To return to that pin, Harry Potter is still a cultural juggernaut, but not nearly to the same extent that it was in the early 00s. Rowling has done severe harm to the brand, and the number of people who aren’t aware of Rowling’s political actions has been shrinking for years. Consumer advocacy does work.

So, let’s say you’re a massive Star Wars or Marvel or 007 fan. What do you do? These are often foundational entertainment franchises for a lot of people. It’s never as simple as just saying “give it up cold turkey.” All of the above properties – yes, including Harry Potter – have at least some redeeming qualities that made them special to millions if not billions of people.

But even though it’s never that simple, I do implore you to seek alternatives, not just for the sake of a boycott, but also to diversify and cultivate your tastes. Science fiction and superhero and spy media are giant genres and they are not limited to Disney+ or Prime Video or Xbox Game Pass. I also make it a habit to tell Harry Potter fans to read Discworld, a sprawling series of very funny and heartfelt fantasy books that were written by someone who was actively supportive of trans rights in life.
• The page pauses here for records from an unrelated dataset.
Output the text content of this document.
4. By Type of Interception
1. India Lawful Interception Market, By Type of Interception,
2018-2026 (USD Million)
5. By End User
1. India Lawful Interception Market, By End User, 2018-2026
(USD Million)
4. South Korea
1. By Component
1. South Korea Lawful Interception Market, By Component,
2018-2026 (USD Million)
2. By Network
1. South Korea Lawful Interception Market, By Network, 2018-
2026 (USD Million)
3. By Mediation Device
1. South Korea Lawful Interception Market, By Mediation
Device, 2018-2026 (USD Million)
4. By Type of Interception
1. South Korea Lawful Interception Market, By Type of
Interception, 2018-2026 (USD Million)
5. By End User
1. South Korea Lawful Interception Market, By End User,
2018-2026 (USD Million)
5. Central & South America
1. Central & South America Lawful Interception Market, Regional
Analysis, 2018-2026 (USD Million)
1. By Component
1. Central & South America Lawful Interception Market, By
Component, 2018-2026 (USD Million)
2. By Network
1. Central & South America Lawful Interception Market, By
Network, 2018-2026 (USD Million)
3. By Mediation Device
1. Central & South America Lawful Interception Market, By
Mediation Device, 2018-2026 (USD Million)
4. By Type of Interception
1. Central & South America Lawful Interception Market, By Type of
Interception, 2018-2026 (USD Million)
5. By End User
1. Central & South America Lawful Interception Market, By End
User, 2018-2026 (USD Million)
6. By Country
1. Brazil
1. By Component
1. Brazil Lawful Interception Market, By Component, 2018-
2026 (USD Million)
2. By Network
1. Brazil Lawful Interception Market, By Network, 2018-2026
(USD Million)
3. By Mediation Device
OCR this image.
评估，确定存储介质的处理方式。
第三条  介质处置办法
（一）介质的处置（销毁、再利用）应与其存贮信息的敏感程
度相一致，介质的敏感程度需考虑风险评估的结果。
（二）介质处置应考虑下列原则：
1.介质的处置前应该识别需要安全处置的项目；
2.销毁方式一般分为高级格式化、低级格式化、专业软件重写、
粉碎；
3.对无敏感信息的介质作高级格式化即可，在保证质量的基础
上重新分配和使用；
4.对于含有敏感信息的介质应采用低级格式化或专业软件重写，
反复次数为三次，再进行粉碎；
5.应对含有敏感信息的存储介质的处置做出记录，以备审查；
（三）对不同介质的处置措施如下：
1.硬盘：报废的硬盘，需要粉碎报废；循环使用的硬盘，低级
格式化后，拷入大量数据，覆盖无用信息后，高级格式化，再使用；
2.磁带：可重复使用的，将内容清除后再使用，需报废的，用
If you want to continue supporting Arc System Works, Guilty Gear Strive is still going strong and still has characters on the horizon, and lead designer Daisuke Ishiwatari is outspoken about queer inclusivity.

Image Credit: Arc System Works via Steam

As for Doom fans, I’ve said it before and I’ll say it again: play Turbo Overkill. It’s a fantastic Doom 2016-like with charismatic voice talent and a chainsaw leg. And if you have an Oblivion fix, I’ve heard incredible things about Tainted Grail: The Fall of Avalon.

Point is, art is so much bigger than Disney or Amazon or Microsoft or J.K. Rowling make it look. That’s not to say that their works don’t mean anything; these boycotts wouldn’t be so hard if they didn’t. But the boycotts mean something because they are hard. It’s a flex of your power as a consumer of art and entertainment. You can make that choice. You have that power.

Not just the power to pirate their work, but the power to show them and others that their work can’t monopolize your tastes; that they don’t get to be cultural kingmakers. At the very least, not while aiding and abetting Palestinian and trans genocides.

Reasonable alternatives exist. So go seek them out!